SSブログ

レビューのアウトプットは、レビューアのレベルを超えない(3)  [プログラマー現役続行]

ソフトウェア開発に従事して、開発チームや組織内でコードをレビューすることを私自身が実践したのは、ソフトウェア開発の経験の中でかなり後になってからです。実際には、1999年後半か2000年前半ぐらいだと思います。それまでは、チームとしてコードをレビューすることはありませんでした。

記憶が定かではありませんが、まず、着手したのは「Code Review Guide」を書くことでした。それと同時に、プロジェクト用に「C++ Coding Standard」を書いて、コードレビューの重要性を教育で教えて、さらに、現場でコードレビューを実践するということを日々行っていました。

コードレビューは、コーディングという行程において、できる限り品質を作り込むために行うものであり、一行一行処理内容を確認しながらレビューしていました。それにより、後工程であるテストの工数を減らすためです。当時は、テスト駆動開発ではなく、実際のハードウェアで手作業でテストせざるをえない環境でしたので、レビューで品質を作り込むというのは非常に重要でした。もちろん、すべてのバグがレビューで見つけられる訳ではありません。

開発チーム全体のスキルを上げるためには、一対一のコードレビューではなく、複数参加のレビューの方が知識の伝達には効率的です。その結果、私が当初指摘していたことを、徐々に他のメンバーも指摘するようになります。つまり、コードを見る時の視点がコードレビューを通して良い方向に変わっていくわけです。
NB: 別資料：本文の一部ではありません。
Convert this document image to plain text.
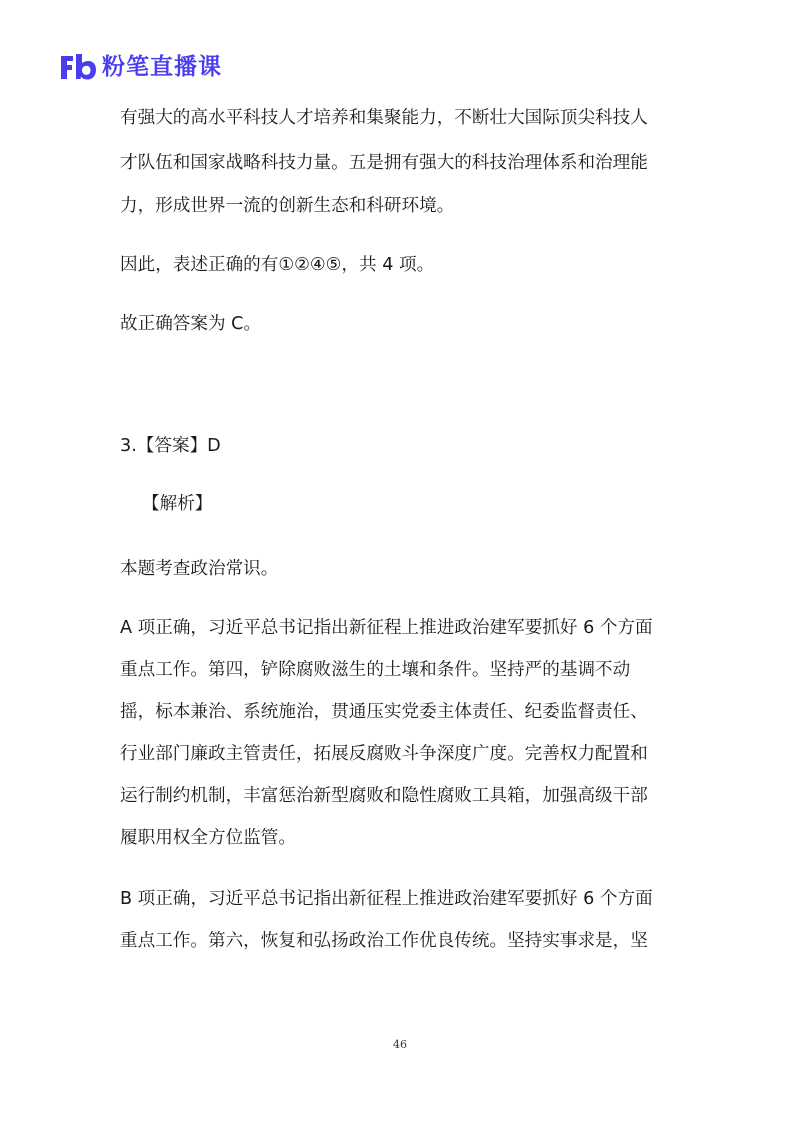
粉笔直播课
有强大的高水平科技人才培养和集聚能力，不断壮大国际顶尖科技人
才队伍和国家战略科技力量。五是拥有强大的科技治理体系和治理能
力，形成世界一流的创新生态和科研环境。
因此，表述正确的有①②④⑤，共 4 项。
故正确答案为 C。
3.【答案】D
【解析】
本题考查政治常识。
A 项正确，习近平总书记指出新征程上推进政治建军要抓好 6 个方面
重点工作。第四，铲除腐败滋生的土壤和条件。坚持严的基调不动
摇，标本兼治、系统施治，贯通压实党委主体责任、纪委监督责任、
行业部门廉政主管责任，拓展反腐败斗争深度广度。完善权力配置和
运行制约机制，丰富惩治新型腐败和隐性腐败工具箱，加强高级干部
履职用权全方位监管。
B 项正确，习近平总书记指出新征程上推进政治建军要抓好 6 个方面
重点工作。第六，恢复和弘扬政治工作优良传统。坚持实事求是，坚
46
一方、開発プロセスでコードレビューを実施することが決められていて、レビューしたことを報告しないと次のステップへ進めない場合に、レビューが形式的になっている場合があります。4、5名で数回レビューしたはずなのに、一対一で私にレビューしてもらいなさいと指示されたのでレビューをお願いしますと言われたことがあります。その時に、チームでレビューしているのになぜ私がまたレビューしないといけないのかを聞いてみると、一行一行の処理内容を確認しながらのレビューはしていないとうことでした。

このような一対一のレビューは、複数のメンバーに同時に知識を伝えることができません。スキルが十分でないメンバーが多い開発組織では、きちんとしたレビューを複数メンバーで地道に継続して、全体のレベルの向上を図っていく必要があります。しかし、そのような活動をしないと、チームメンバーのコードレビューに対する視点は全く向上しないことになります。

さらに、きちんとしたレビューを開発メンバーが受けることがないと、コードレビューはこの程度で良いと思うようになり、プロセスでレビューすることを強化しても、コードの品質は上がらないし、開発組織全体のレベルも向上しないことになります。その結果、後工程のシステム全体の結合テストで多くの不具合が発生して、その対策として、さらにプロセスが強化されて様々な報告が求められるようになるかもしれません。しかし、もともときちんとレビューできない組織では、強化しても何の役にも立たず、むしろ、報告作業のためにコードレビューにかける時間を減らすことになり、状況を悪化させるだけだったりします。